Selasa, 18 Maret 2025 - 14:59 WIB
Barang bukti obaya yang telah disita ditunjukkan dalam rilis kasus penyalahgunaan narkoba di Polresta Yogyakarta, Selasa (18/3/2025).
Sumber :
  • Tim tvOne - Sri Cahyani Putri

Yogyakarta, tvOnenews.com - Tiga anak di bawah umur harus berurusan dengan polisi setelah diduga terjerat kasus penyalahgunaan obat berbahaya (obaya) di wilayah hukum Polresta Yogyakarta. Mereka adalah TKM (16), KT (16) dan PA (16).

Pengungkapan kasus penyalahgunaan obaya tersebut berawal ketika polisi melakukan penggeledahan di Karangwaru, Tegalrejo, Kota Yogyakarta pada Sabtu (28/2/2025) pukul 23.30 WIB.

ADVERTISEMENT

GULIR UNTUK LANJUT BACA

"Dari penggeledahan itu, kami menyita 200 butir pil warna putih simbol Y dan sebuah handphone warna biru," kata AKP Ardiansyah Rolindo Saputra, Kasatresnarkoba Polresta Yogyakarta saat rilis kasus, Selasa (18/3/2025).

Setelah berhasil mengamankan keduanya, polisi kemudian melakukan pengembangan terhadap kasus ini. Di wilayah Gowongan, Jetis, Kota Yogyakarta, polisi berhasil menangkap seorang pelaku inisial PA (16).

"Saat dilakukan penggeledahan, ditemukan barang bukti berupa 2.030 butir pil warna putih simbol Y, sebuah handphone warna biru dan uang senilai Rp 940.000," ungkap Ardiansyah.

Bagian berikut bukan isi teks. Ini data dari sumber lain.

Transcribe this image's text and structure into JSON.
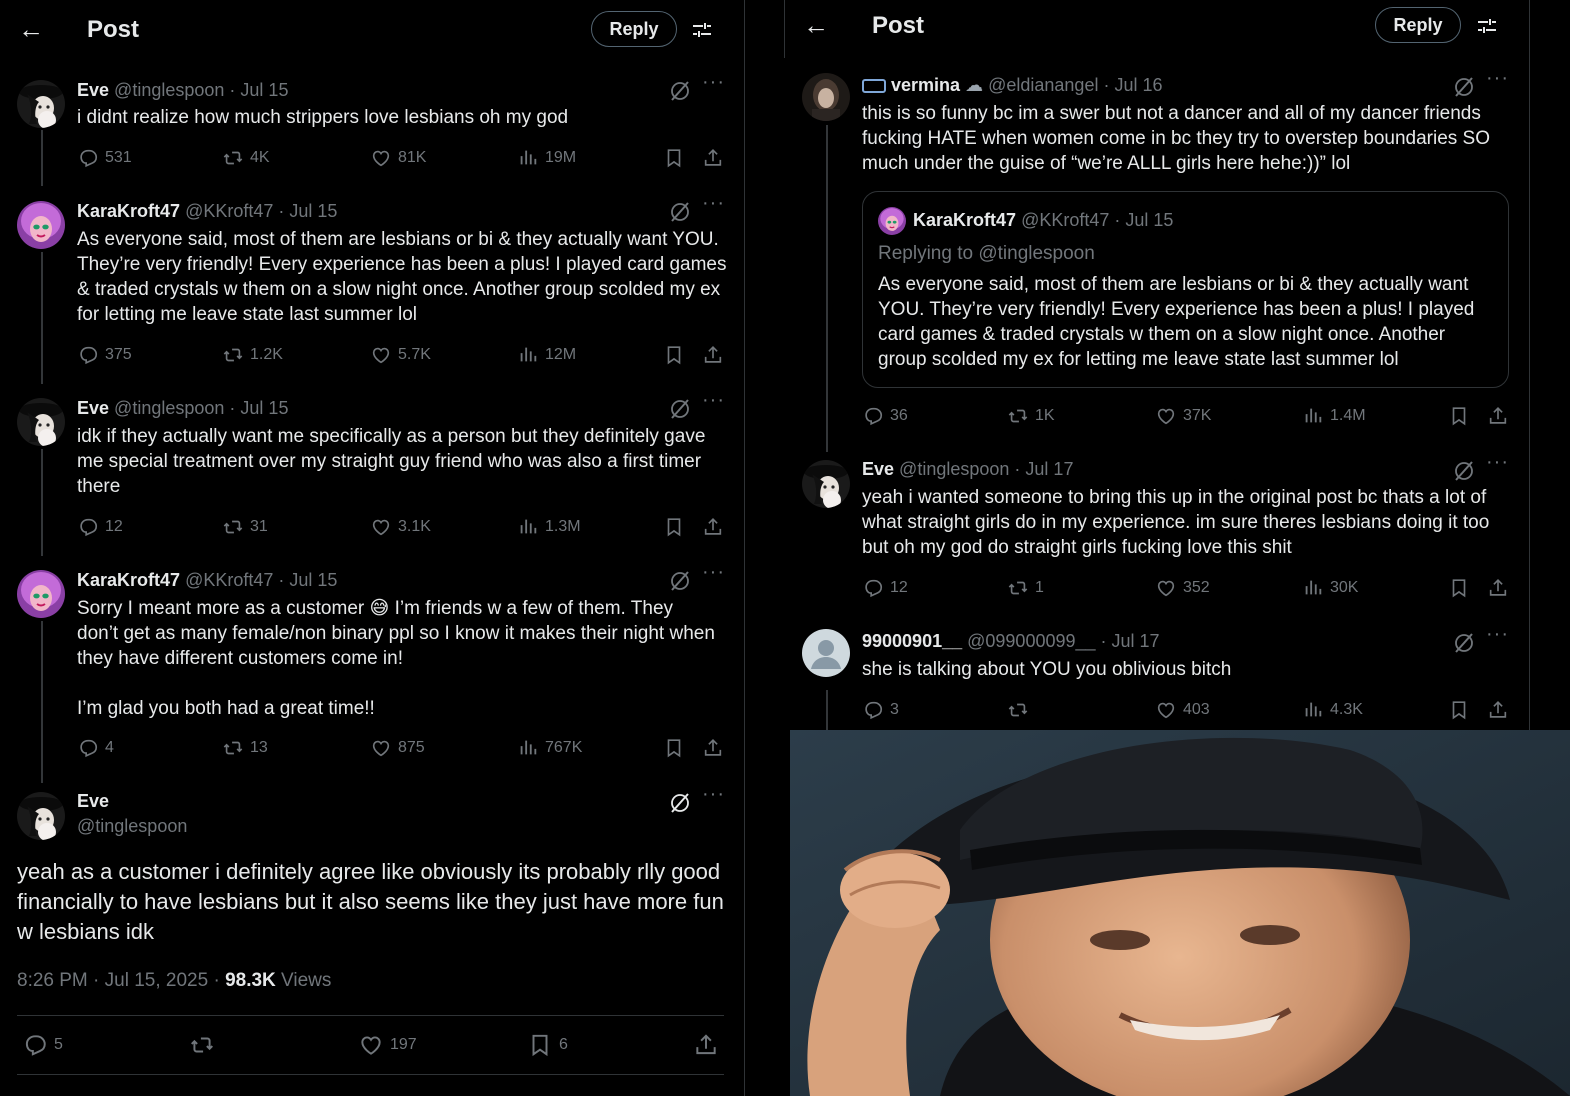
{
  "left": {
    "header": {
      "title": "Post",
      "reply_label": "Reply"
    },
    "tweets": [
      {
        "name": "Eve",
        "handle": "@tinglespoon",
        "date": "· Jul 15",
        "text": "i didnt realize how much strippers love lesbians oh my god",
        "replies": "531",
        "reposts": "4K",
        "likes": "81K",
        "views": "19M"
      },
      {
        "name": "KaraKroft47",
        "handle": "@KKroft47",
        "date": "· Jul 15",
        "text": "As everyone said, most of them are lesbians or bi & they actually want YOU. They’re very friendly! Every experience has been a plus! I played card games & traded crystals w them on a slow night once. Another group scolded my ex for letting me leave state last summer lol",
        "replies": "375",
        "reposts": "1.2K",
        "likes": "5.7K",
        "views": "12M"
      },
      {
        "name": "Eve",
        "handle": "@tinglespoon",
        "date": "· Jul 15",
        "text": "idk if they actually want me specifically as a person but they definitely gave me special treatment over my straight guy friend who was also a first timer there",
        "replies": "12",
        "reposts": "31",
        "likes": "3.1K",
        "views": "1.3M"
      },
      {
        "name": "KaraKroft47",
        "handle": "@KKroft47",
        "date": "· Jul 15",
        "text_1": "Sorry I meant more as a customer",
        "emoji": "😅",
        "text_2": " I’m friends w a few of them. They don’t get as many female/non binary ppl so I know it makes their night when they have different customers come in!",
        "text_3": "I’m glad you both had a great time!!",
        "replies": "4",
        "reposts": "13",
        "likes": "875",
        "views": "767K"
      }
    ],
    "main": {
      "name": "Eve",
      "handle": "@tinglespoon",
      "text": "yeah as a customer i definitely agree like obviously its probably rlly good financially to have lesbians but it also seems like they just have more fun w lesbians idk",
      "timestamp": "8:26 PM · Jul 15, 2025 ·",
      "views": "98.3K",
      "views_label": "Views",
      "replies": "5",
      "likes": "197",
      "bookmarks": "6"
    }
  },
  "right": {
    "header": {
      "title": "Post",
      "reply_label": "Reply"
    },
    "tweets": [
      {
        "name": "vermina",
        "handle": "@eldianangel",
        "date": "· Jul 16",
        "text": "this is so funny bc im a swer but not a dancer and all of my dancer friends fucking HATE when women come in bc they try to overstep boundaries SO much under the guise of “we’re ALLL girls here hehe:))” lol",
        "quote": {
          "name": "KaraKroft47",
          "handle": "@KKroft47",
          "date": "· Jul 15",
          "replying": "Replying to @tinglespoon",
          "text": "As everyone said, most of them are lesbians or bi & they actually want YOU. They’re very friendly! Every experience has been a plus! I played card games & traded crystals w them on a slow night once. Another group scolded my ex for letting me leave state last summer lol"
        },
        "replies": "36",
        "reposts": "1K",
        "likes": "37K",
        "views": "1.4M"
      },
      {
        "name": "Eve",
        "handle": "@tinglespoon",
        "date": "· Jul 17",
        "text": "yeah i wanted someone to bring this up in the original post bc thats a lot of what straight girls do in my experience. im sure theres lesbians doing it too but oh my god do straight girls fucking love this shit",
        "replies": "12",
        "reposts": "1",
        "likes": "352",
        "views": "30K"
      },
      {
        "name": "99000901__",
        "handle": "@099000099__",
        "date": "· Jul 17",
        "text": "she is talking about YOU you oblivious bitch",
        "replies": "3",
        "reposts": "",
        "likes": "403",
        "views": "4.3K"
      }
    ]
  },
  "colors": {
    "background": "#000000",
    "text": "#e7e9ea",
    "muted": "#71767b",
    "border": "#2f3336"
  }
}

Menurut pemeriksaan terhadap pelaku, dia mendapatkan obaya tersebut dari seseorang yang masih berstatus Daftar Pencarian Orang (DPO) dengan cara Cash On Delivery (COD). Karena itu, Polresta Yogyakarta masih terus berupaya bagaimana mengungkap otak di balik peredaran obaya tersebut.

"Karena mereka masih di bawah umur, mereka tidak dihadirkan dalam rilis kasus hari ini," ucap Ardiansyah.

Atas perbuatannya, tersangka TKM dan KT disangkakan Pasal 436 ayat 2 jo Pasal 145 ayat 2 UU RI Nomor 17 Tahun tahun 2023 tentang kesehatan. Kedua tersangka yang masih di bawah umur dilakukan diversi dan telah mendapatkan ketetapan dari Pengadilan Negeri Yogyakarta.

Mereka menjalani pembinaan di Balai Perlindungan dan Rehabilitasi Sosial Remaja (BPRSR) selama tiga bulan dan baru diserahkan kepada pihak keluarga.

ADVERTISEMENT

GULIR UNTUK LANJUT BACA

Sementara, tersangka PA disangkakan Pasal 435 jo Pasal 138 ayat 2 UU RI Nomor 17 Tahun 2023 tentang kesehatan. Tersangka PA yang juga masih di bawah umur telah dilakukan penyidikan sesuai dengan UU Sistem Peradilan Anak dan untuk saat ini perkaranya sudah dilimpahkan ke Kejaksaan Negeri Yogyakarta. (scp/buz)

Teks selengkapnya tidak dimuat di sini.